The personnel officer of the Department (a woman) was told of the Regional Manager's behaviour in a telephone call in November 1995. The Department was supposed to have guidelines and procedures for dealing with possible cases of sexual harassment. Yet, when asked by the victim whether the personnel office condoned "comments about childbirth and pregnancy . . . functioning as a punitive measure to `quieten' women", she did not "point to the existence of these particular guidelines and procedures".

According to the findings of the Equality Officer, she "did not take reasonable steps in relation to a possible case of sexual harassment". Likewise the Regional Director, who was the Regional Manager's boss, "ignored an allegation that offensive remarks of a sexist nature were directed at a member of staff by a senior official of his staff".

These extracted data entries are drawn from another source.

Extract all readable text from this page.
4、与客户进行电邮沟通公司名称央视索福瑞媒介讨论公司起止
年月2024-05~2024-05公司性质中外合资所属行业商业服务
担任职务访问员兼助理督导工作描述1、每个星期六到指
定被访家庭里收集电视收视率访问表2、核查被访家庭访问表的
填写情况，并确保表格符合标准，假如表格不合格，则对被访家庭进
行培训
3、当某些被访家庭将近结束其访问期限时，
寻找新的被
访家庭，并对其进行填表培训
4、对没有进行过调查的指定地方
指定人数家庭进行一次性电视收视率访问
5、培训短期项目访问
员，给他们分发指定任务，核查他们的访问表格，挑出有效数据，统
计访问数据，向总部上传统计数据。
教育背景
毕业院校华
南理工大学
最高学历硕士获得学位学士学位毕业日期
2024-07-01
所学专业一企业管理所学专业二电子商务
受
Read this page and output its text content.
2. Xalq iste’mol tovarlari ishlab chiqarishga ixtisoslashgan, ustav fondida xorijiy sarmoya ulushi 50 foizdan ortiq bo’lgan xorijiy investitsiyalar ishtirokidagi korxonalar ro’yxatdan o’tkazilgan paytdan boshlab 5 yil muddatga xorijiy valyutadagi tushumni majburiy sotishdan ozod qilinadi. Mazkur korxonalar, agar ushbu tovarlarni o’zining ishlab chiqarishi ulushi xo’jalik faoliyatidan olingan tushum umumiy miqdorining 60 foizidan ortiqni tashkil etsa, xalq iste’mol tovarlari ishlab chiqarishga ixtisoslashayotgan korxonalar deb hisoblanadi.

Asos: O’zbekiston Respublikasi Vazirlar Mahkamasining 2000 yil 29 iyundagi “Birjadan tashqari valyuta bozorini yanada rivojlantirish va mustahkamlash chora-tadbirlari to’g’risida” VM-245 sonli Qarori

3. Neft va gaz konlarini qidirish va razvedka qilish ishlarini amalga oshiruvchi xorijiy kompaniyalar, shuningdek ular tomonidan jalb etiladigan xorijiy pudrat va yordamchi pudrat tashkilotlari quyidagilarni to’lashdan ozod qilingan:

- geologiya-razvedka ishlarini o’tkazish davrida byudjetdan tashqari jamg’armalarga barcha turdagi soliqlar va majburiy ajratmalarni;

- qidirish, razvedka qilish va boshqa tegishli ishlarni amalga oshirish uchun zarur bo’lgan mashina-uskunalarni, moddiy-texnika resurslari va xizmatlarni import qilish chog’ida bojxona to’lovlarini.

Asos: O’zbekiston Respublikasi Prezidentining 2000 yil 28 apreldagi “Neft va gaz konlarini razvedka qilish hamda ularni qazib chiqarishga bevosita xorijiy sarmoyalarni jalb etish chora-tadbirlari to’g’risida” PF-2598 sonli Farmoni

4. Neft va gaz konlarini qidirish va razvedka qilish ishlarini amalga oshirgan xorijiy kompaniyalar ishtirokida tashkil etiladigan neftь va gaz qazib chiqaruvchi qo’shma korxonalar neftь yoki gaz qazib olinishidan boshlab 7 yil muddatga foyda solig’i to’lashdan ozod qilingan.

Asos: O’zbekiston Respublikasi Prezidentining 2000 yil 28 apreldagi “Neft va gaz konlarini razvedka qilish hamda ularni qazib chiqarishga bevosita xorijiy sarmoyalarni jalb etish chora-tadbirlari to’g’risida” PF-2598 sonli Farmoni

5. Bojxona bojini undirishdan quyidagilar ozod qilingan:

Here we have, then, a classic case of a manager abusing his power and denigrating an employee solely because of her sex, and a corporate culture that prefers to avoid the subject and opt for a quiet life. We have boorish misogyny and denigration of childbearing right at the heart of the Department of State that is meant to be preserving and protecting family life. And it's worth thinking about what happens when the victim of all of this tries to do something about it.

The first thing that alert readers will have noticed is that the incidents in question took place between late 1994 and late 1995, and that the findings of the Equality Officer were issued just last month. This is no reflection on the diligence of the Equality Officer, but it does reflect the inadequacy of the system. The second thing to be noted is that, after 3 1/2 years of anguish and unbearable stress, the victim was awarded the stunning total of £6,000. And this is right at the top of the range of awards for discrimination. A glance at the most recent annual report for the Employment Equality Agency (covering 1997), shows that most actions taken before an Equality Officer failed, and that in those that succeeded, the amounts of compensation ranged from £750 to £5,000.

By these standards the award to the woman in the Department of Social, Community and Family Affairs is very high. But it's hardly the kind of punitive measure that would force the corporate culture to change. And it doesn't seem that the behaviour that led to it is taken all that seriously. The Regional Manager stayed on in the Department until he reached the normal retirement age. The personnel officer who "did not take reasonable steps" in the case has since been promoted to a very high level. As for the victim, her prospects for advancement in her career seem very dim. Her health broke down under the strain of the abuse and she now has a poor sick-leave record. Instead of moving through the normal path to advancement in the Civil Service, she was effectively sidelined. She now works part-time under the public service job-*sharing scheme.

The moral of her story, if the word "moral" can be used at all in this context, is that she would have been much better off if she had been able to grin and bear it. Bearing insults, rather than bearing children, seems to be still the best option, even in the Department of Family Affairs.